Oui, c’est vrai qu’avec le temps, je suis devenu plus confiant dans mes capacités de chanteur. Je suis moins complexé par ma voix qu’à mes débuts. J’ai songé à utiliser l’autotune pour peaufiner certaines harmonies mais je n’ai pas dû bien comprendre comment fonctionnait ce gadget parce que le résultat n’était vraiment pas terrible. Mais je suis assez fier de moi, parce que, du coup, j’ai découvert une astuce dans mon logiciel qui m’a permis, en modifiant la vitesse de défilement du son, de monter d’une ou deux octaves. Ça m’a permis d’avoir cette voix de chipmunk ! (Rire.)

En écoutant Heartworms pour la première fois, et en dépit de ces évolutions, j’ai eu l’impression de retrouver la véritable identité des Shins, un peu comme si tu assumais finalement ce qui définit ton propre style.

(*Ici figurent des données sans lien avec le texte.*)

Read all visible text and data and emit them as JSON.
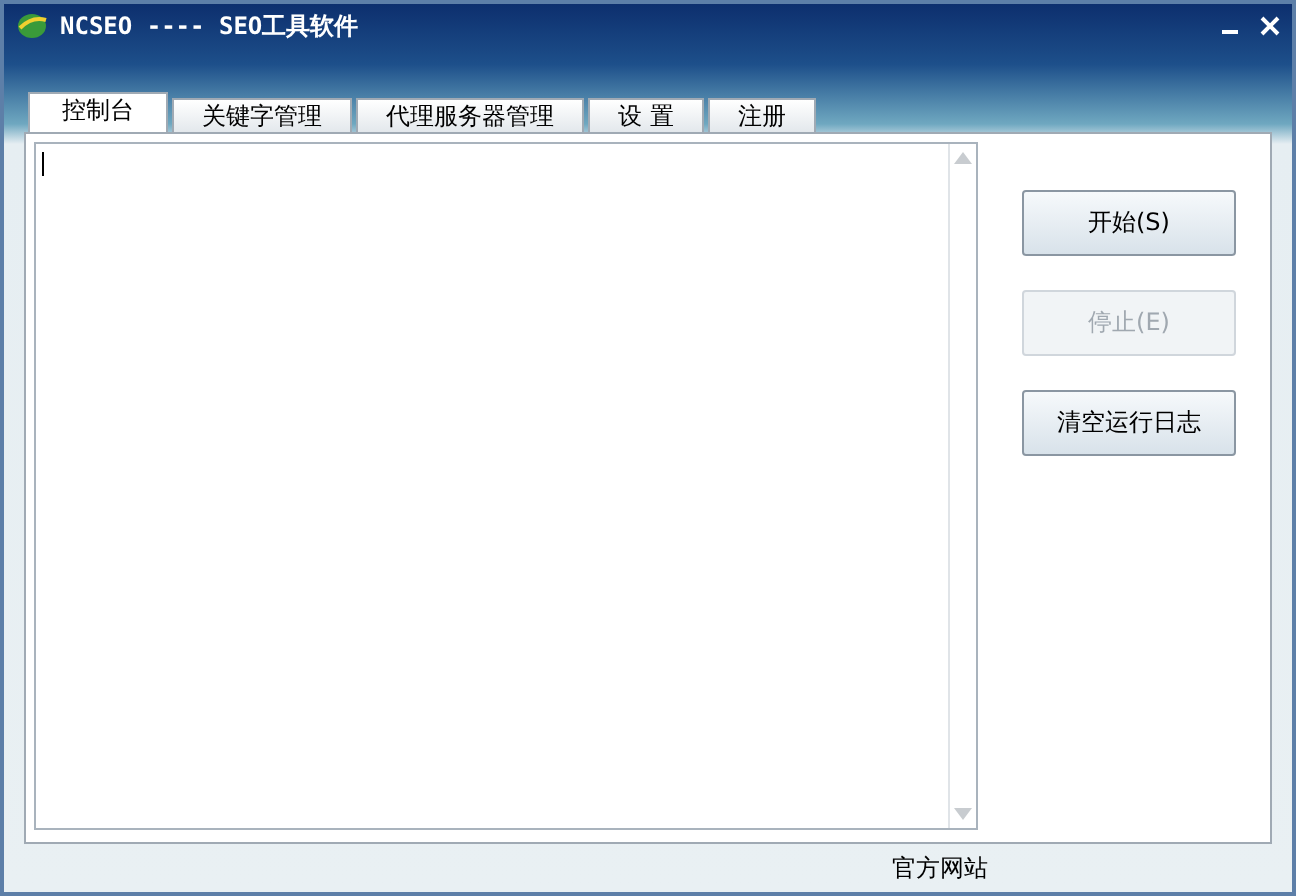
{
  "window": {
    "title": "NCSEO ---- SEO工具软件"
  },
  "tabs": [
    {
      "label": "控制台",
      "selected": true
    },
    {
      "label": "关键字管理",
      "selected": false
    },
    {
      "label": "代理服务器管理",
      "selected": false
    },
    {
      "label": "设 置",
      "selected": false
    },
    {
      "label": "注册",
      "selected": false
    }
  ],
  "buttons": [
    {
      "label": "开始(S)",
      "disabled": false
    },
    {
      "label": "停止(E)",
      "disabled": true
    },
    {
      "label": "清空运行日志",
      "disabled": false
    }
  ],
  "status_bar": {
    "link": "官方网站"
  }
}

C’est vrai. Dès le départ, j’ai eu l’impression de composer un album très fidèle au style des premiers albums. Du Shins classique en quelque sorte.

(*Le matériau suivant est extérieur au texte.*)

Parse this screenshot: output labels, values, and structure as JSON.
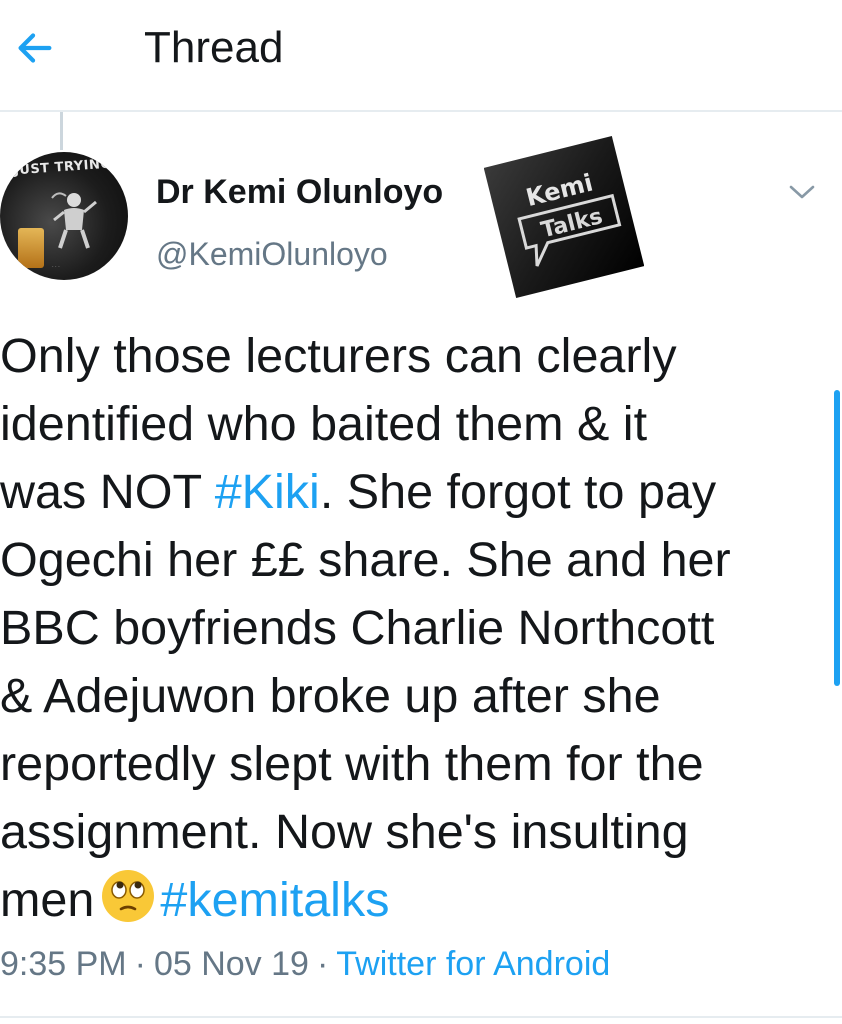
{
  "header": {
    "back_icon": "arrow-left-icon",
    "title": "Thread"
  },
  "tweet": {
    "avatar": {
      "icon": "profile-avatar",
      "badge_text": "JUST TRYING"
    },
    "author_name": "Dr Kemi Olunloyo",
    "author_handle": "@KemiOlunloyo",
    "brand_logo": {
      "line1": "Kemi",
      "line2": "Talks"
    },
    "menu_icon": "chevron-down-icon",
    "text": {
      "line1": "Only those lecturers can clearly",
      "line2": "identified who baited them & it",
      "line3_a": "was NOT ",
      "line3_hashtag": "#Kiki",
      "line3_b": ". She forgot to pay",
      "line4": "Ogechi her ££ share. She and her",
      "line5": "BBC boyfriends Charlie Northcott",
      "line6": "& Adejuwon broke up after she",
      "line7": "reportedly slept with them for the",
      "line8": "assignment. Now she's insulting",
      "line9_a": "men",
      "line9_emoji": "face-with-rolling-eyes-emoji",
      "line9_hashtag": "#kemitalks"
    },
    "meta": {
      "time": "9:35 PM",
      "separator": "·",
      "date": "05 Nov 19",
      "source": "Twitter for Android"
    }
  },
  "colors": {
    "accent": "#1da1f2",
    "text": "#14171a",
    "secondary": "#657786",
    "divider": "#e6ecf0"
  }
}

Et comment en définirais-tu les éléments constitutifs ?

(Il attrape sa guitare et commence à jouer.) Il y a ce rythme un peu bancal et puis ses accords bizarres qui démarrent en si. Je crois que ça m’est venu dans les années 1990, quand j’ai commencé à vouloir imiter ce que je croyais être le style mod des années 1960. J’écoutais aussi beaucoup les Beatles qui utilisaient beaucoup ces accords de septième mineure assez étranges. (Il plaque quelques accords en fredonnant.) Je pense que j’essayais aussi de m’inspirer des mélodies du R’n’B ou de la Motown. C’est assez classique finalement : un petit blanc qui essaie d’imiter les chanteurs noirs ! (Rire.)

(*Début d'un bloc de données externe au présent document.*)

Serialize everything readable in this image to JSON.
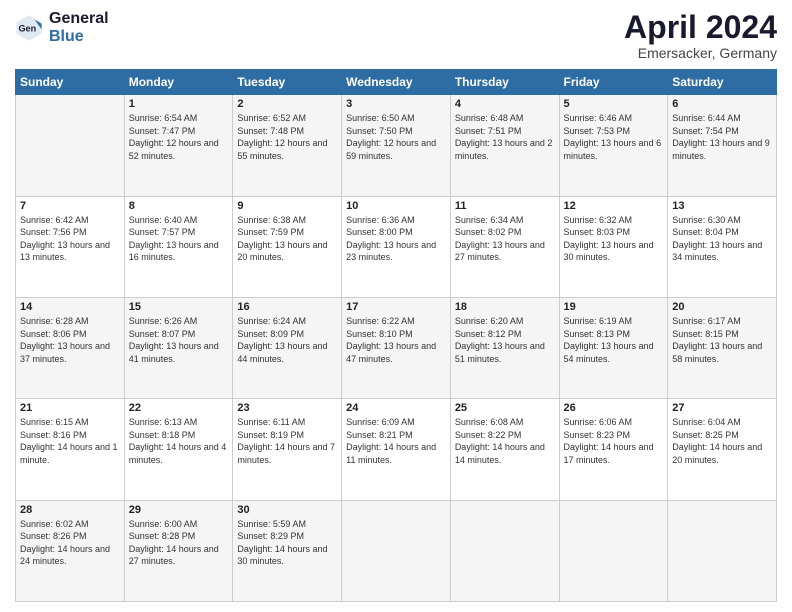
{
  "logo": {
    "general": "General",
    "blue": "Blue"
  },
  "header": {
    "month": "April 2024",
    "location": "Emersacker, Germany"
  },
  "weekdays": [
    "Sunday",
    "Monday",
    "Tuesday",
    "Wednesday",
    "Thursday",
    "Friday",
    "Saturday"
  ],
  "weeks": [
    [
      {
        "num": "",
        "sunrise": "",
        "sunset": "",
        "daylight": ""
      },
      {
        "num": "1",
        "sunrise": "Sunrise: 6:54 AM",
        "sunset": "Sunset: 7:47 PM",
        "daylight": "Daylight: 12 hours and 52 minutes."
      },
      {
        "num": "2",
        "sunrise": "Sunrise: 6:52 AM",
        "sunset": "Sunset: 7:48 PM",
        "daylight": "Daylight: 12 hours and 55 minutes."
      },
      {
        "num": "3",
        "sunrise": "Sunrise: 6:50 AM",
        "sunset": "Sunset: 7:50 PM",
        "daylight": "Daylight: 12 hours and 59 minutes."
      },
      {
        "num": "4",
        "sunrise": "Sunrise: 6:48 AM",
        "sunset": "Sunset: 7:51 PM",
        "daylight": "Daylight: 13 hours and 2 minutes."
      },
      {
        "num": "5",
        "sunrise": "Sunrise: 6:46 AM",
        "sunset": "Sunset: 7:53 PM",
        "daylight": "Daylight: 13 hours and 6 minutes."
      },
      {
        "num": "6",
        "sunrise": "Sunrise: 6:44 AM",
        "sunset": "Sunset: 7:54 PM",
        "daylight": "Daylight: 13 hours and 9 minutes."
      }
    ],
    [
      {
        "num": "7",
        "sunrise": "Sunrise: 6:42 AM",
        "sunset": "Sunset: 7:56 PM",
        "daylight": "Daylight: 13 hours and 13 minutes."
      },
      {
        "num": "8",
        "sunrise": "Sunrise: 6:40 AM",
        "sunset": "Sunset: 7:57 PM",
        "daylight": "Daylight: 13 hours and 16 minutes."
      },
      {
        "num": "9",
        "sunrise": "Sunrise: 6:38 AM",
        "sunset": "Sunset: 7:59 PM",
        "daylight": "Daylight: 13 hours and 20 minutes."
      },
      {
        "num": "10",
        "sunrise": "Sunrise: 6:36 AM",
        "sunset": "Sunset: 8:00 PM",
        "daylight": "Daylight: 13 hours and 23 minutes."
      },
      {
        "num": "11",
        "sunrise": "Sunrise: 6:34 AM",
        "sunset": "Sunset: 8:02 PM",
        "daylight": "Daylight: 13 hours and 27 minutes."
      },
      {
        "num": "12",
        "sunrise": "Sunrise: 6:32 AM",
        "sunset": "Sunset: 8:03 PM",
        "daylight": "Daylight: 13 hours and 30 minutes."
      },
      {
        "num": "13",
        "sunrise": "Sunrise: 6:30 AM",
        "sunset": "Sunset: 8:04 PM",
        "daylight": "Daylight: 13 hours and 34 minutes."
      }
    ],
    [
      {
        "num": "14",
        "sunrise": "Sunrise: 6:28 AM",
        "sunset": "Sunset: 8:06 PM",
        "daylight": "Daylight: 13 hours and 37 minutes."
      },
      {
        "num": "15",
        "sunrise": "Sunrise: 6:26 AM",
        "sunset": "Sunset: 8:07 PM",
        "daylight": "Daylight: 13 hours and 41 minutes."
      },
      {
        "num": "16",
        "sunrise": "Sunrise: 6:24 AM",
        "sunset": "Sunset: 8:09 PM",
        "daylight": "Daylight: 13 hours and 44 minutes."
      },
      {
        "num": "17",
        "sunrise": "Sunrise: 6:22 AM",
        "sunset": "Sunset: 8:10 PM",
        "daylight": "Daylight: 13 hours and 47 minutes."
      },
      {
        "num": "18",
        "sunrise": "Sunrise: 6:20 AM",
        "sunset": "Sunset: 8:12 PM",
        "daylight": "Daylight: 13 hours and 51 minutes."
      },
      {
        "num": "19",
        "sunrise": "Sunrise: 6:19 AM",
        "sunset": "Sunset: 8:13 PM",
        "daylight": "Daylight: 13 hours and 54 minutes."
      },
      {
        "num": "20",
        "sunrise": "Sunrise: 6:17 AM",
        "sunset": "Sunset: 8:15 PM",
        "daylight": "Daylight: 13 hours and 58 minutes."
      }
    ],
    [
      {
        "num": "21",
        "sunrise": "Sunrise: 6:15 AM",
        "sunset": "Sunset: 8:16 PM",
        "daylight": "Daylight: 14 hours and 1 minute."
      },
      {
        "num": "22",
        "sunrise": "Sunrise: 6:13 AM",
        "sunset": "Sunset: 8:18 PM",
        "daylight": "Daylight: 14 hours and 4 minutes."
      },
      {
        "num": "23",
        "sunrise": "Sunrise: 6:11 AM",
        "sunset": "Sunset: 8:19 PM",
        "daylight": "Daylight: 14 hours and 7 minutes."
      },
      {
        "num": "24",
        "sunrise": "Sunrise: 6:09 AM",
        "sunset": "Sunset: 8:21 PM",
        "daylight": "Daylight: 14 hours and 11 minutes."
      },
      {
        "num": "25",
        "sunrise": "Sunrise: 6:08 AM",
        "sunset": "Sunset: 8:22 PM",
        "daylight": "Daylight: 14 hours and 14 minutes."
      },
      {
        "num": "26",
        "sunrise": "Sunrise: 6:06 AM",
        "sunset": "Sunset: 8:23 PM",
        "daylight": "Daylight: 14 hours and 17 minutes."
      },
      {
        "num": "27",
        "sunrise": "Sunrise: 6:04 AM",
        "sunset": "Sunset: 8:25 PM",
        "daylight": "Daylight: 14 hours and 20 minutes."
      }
    ],
    [
      {
        "num": "28",
        "sunrise": "Sunrise: 6:02 AM",
        "sunset": "Sunset: 8:26 PM",
        "daylight": "Daylight: 14 hours and 24 minutes."
      },
      {
        "num": "29",
        "sunrise": "Sunrise: 6:00 AM",
        "sunset": "Sunset: 8:28 PM",
        "daylight": "Daylight: 14 hours and 27 minutes."
      },
      {
        "num": "30",
        "sunrise": "Sunrise: 5:59 AM",
        "sunset": "Sunset: 8:29 PM",
        "daylight": "Daylight: 14 hours and 30 minutes."
      },
      {
        "num": "",
        "sunrise": "",
        "sunset": "",
        "daylight": ""
      },
      {
        "num": "",
        "sunrise": "",
        "sunset": "",
        "daylight": ""
      },
      {
        "num": "",
        "sunrise": "",
        "sunset": "",
        "daylight": ""
      },
      {
        "num": "",
        "sunrise": "",
        "sunset": "",
        "daylight": ""
      }
    ]
  ]
}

Tu possèdes un statut un peu particulier dans le monde de la musique : ni totalement culte, ni totalement célèbre. Comment apprécies-tu cette position un peu particulière ?

C’est drôle : j’étais à Londres il y a quelques semaines pour des interviews. Et cette journaliste allemande, une jeune femme absolument magnifique, m’a raconté que, quand elle était lycéenne, ses amies et elle avaient inventé un nouvel adjectif, shinsy. Elles utilisaient ce terme pour désigner un certain genre de fille, pas super populaire ou totalement cool. Mais pas non plus trop marginale ou coincée. Tu te rends compte : les Shins sont devenus un nouvel élément du vocabulaire allemand ! (Rire.) Voilà, ça résume assez bien notre place : nous sommes pile au milieu. Nous ne deviendrons jamais aussi connus que The Jesus And Mary Chain. Mais nous ne sommes pas non plus totalement radicaux. A vrai dire, je n’ai jamais été cool. Non ! Ce n’est pas exact. Il y a eu un bref moment où j’aurais pu devenir cool, mais j’ai tout gâché ! (Rire.) Juste après la sortie de notre premier album, Blonde Redhead nous a demandé de faire leur première partie, et ça, ça nous aurait rendus super cool. Et puis ils nous ont rencontré, ils ont vu notre look de ploucs du Nouveau Mexique … Et là, ils ont dit : beurk et ils ont tout annulé ! (Rire.) Mais je m’en suis remis.